Membership & Governance


The Mercers’ Company currently has around 380 members. Members are either Freemen or Liverymen. These categories reflect the different types of member when the Company was a medieval trade guild. A person becomes a Freeman of the Company when he or she first joins and is granted the ‘Freedom of the Company’. At a later stage a Freeman may progress, if approved, to a ‘Liveryman’ when they are ‘clothed on the Livery’. Liverymen are expected to play a greater role in running the Company but they also have greater rights. For example, only Liverymen may vote in the election of the Lord Mayor of London.

Becoming a Member

Most members join because of family links to the Company. Children whose father or mother was a member of the Company at the time of their birth have an automatic right to become Mercers. This is known as being granted Freedom of the Company by ‘Patrimony’. Patrimony came about because, when the Company was a medieval trade guild, children were expected to continue the businesses run by their parents and so the membership of the Company reflected this.

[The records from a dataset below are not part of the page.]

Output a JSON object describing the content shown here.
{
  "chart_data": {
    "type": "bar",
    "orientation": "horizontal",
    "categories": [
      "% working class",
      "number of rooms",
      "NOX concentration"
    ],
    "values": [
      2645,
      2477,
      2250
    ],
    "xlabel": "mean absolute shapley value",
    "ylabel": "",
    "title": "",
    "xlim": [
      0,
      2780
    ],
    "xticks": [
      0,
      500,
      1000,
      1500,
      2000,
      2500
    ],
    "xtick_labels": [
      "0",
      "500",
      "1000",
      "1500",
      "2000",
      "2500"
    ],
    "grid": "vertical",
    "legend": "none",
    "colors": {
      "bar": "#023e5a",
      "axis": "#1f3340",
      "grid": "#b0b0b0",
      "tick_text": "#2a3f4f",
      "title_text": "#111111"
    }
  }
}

Those that have a family connection to the Company but do not fulfil the requirements for Freedom by Patrimony may obtain their Freedom by Redemption. Under this process applicants are recommended for membership after an interview and, if approved, they pay a small sum of money called a ‘fine’.

Occasionally the Company may invite an individual who does not have family connections to obtain their Freedom by Redemption to acknowledge their contribution to the work of the Company, perhaps on a governing board of one of its schools, but this is extremely rare. Notable Members who joined the Company by redemption are Sir Thomas More and Sir Winston Churchill.


The Master of the Company is elected in early July each year and holds office for one year. The Master is supported by three Wardens, known as the Upper Warden, House Warden and Renter Warden. The Wardens each hold office for one year only, and are elected at the same time as the Master. The Master and Wardens meet regularly with the Clerk to discuss Company business.

The Court of Assistants is made up of the current Master and Wardens, past Masters and up to four Liverymen, known as ‘Additional Assistants’ who join the Court, usually in preparation for becoming a Warden. The Court is chaired by the Master.

The General Court, consisting of all members of the Company – Liverymen and Freemen, meets four times a year. These meetings inform members about the current activities of the Company.


The Company currently employs around 60 staff, headed by the Clerk.